Thu, Jan 18, 2007 - Page 11 News List

Sentex bids for assets of bankrupt BenQ Mobile

AP , BERLIN

Sentex Sensing Technology Inc has made a 52 million euro (US$67.4 million) bid to acquire the assets of BenQ Mobile GmbH, the bankrupt German handset business of BenQ Corp (明基).

Sentex's chief executive, Henrik Rubenstein, told Dow Jones Newswires that the bid is based on what he called an earn-out model, meaning that payments would only be made based on the financial success of the company in the future.

He said the biometric-technology company had secured "a three-digit million euro sum" of working capital financing, with the bulk of it to come from the issuance of convertible bonds.

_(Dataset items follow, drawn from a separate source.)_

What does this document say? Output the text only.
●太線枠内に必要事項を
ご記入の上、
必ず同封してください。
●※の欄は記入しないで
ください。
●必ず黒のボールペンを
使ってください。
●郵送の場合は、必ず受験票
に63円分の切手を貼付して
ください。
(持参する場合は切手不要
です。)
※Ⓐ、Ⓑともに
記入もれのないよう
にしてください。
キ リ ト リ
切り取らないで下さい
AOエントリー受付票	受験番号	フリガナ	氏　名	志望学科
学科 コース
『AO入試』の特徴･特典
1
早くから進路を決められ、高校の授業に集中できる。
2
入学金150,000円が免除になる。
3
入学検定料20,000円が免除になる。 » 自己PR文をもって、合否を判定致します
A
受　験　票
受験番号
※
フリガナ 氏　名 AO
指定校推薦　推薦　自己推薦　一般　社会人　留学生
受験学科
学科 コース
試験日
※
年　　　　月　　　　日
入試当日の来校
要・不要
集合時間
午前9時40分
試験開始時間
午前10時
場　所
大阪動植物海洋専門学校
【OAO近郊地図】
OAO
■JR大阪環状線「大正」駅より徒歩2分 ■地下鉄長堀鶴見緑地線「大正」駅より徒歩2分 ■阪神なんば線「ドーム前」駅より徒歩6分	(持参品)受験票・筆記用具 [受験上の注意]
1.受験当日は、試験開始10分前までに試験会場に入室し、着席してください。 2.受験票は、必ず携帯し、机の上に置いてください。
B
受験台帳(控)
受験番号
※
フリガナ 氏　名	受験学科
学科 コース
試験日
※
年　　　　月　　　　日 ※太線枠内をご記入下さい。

Rubinstein said Sentex wanted to make high-end cellphones with Internet protocol and biometric technology, such as fingerprint, facial and voice recognition systems -- used to replace traditional phone security such as pin codes and which can also be used for payment systems.

"We want to avoid competing with the Nokias of this world by entering this new market," he said.

Sentex, a Nasdaq stock market-listed shell company based in Cleveland, Ohio, has been in talks with BenQ Mobile bankruptcy administrator Martin Prager since late last year.

But Prager has yet to make any final decision. He did not immediately comment on Rubinstein's offer.

Munich-based BenQ Mobile applied for protection from its creditors in September, a year after the Taiwanese company took it over from Siemens AG and tried unsuccessfully to turn it around.

After no bidders came forward by Dec. 31, Prager planned to order the shutdown of BenQ Mobile's office in Munich and its production plant in western Germany, his spokeswoman Regine Petzsch said.

Of BenQ Mobile's 3,000 employees, about 400 have found new jobs, some with Siemens. The remaining 2,600 are to continue receiving most of their previous wages for up to a year under a transitional arrangement largely financed by Siemens.

The Munich-based technology and engineering conglomerate offered the aid after fierce criticism from politicians and labor unions, who accused it of mismanaging the unit and then making misleading claims about BenQ's chances of rescuing it.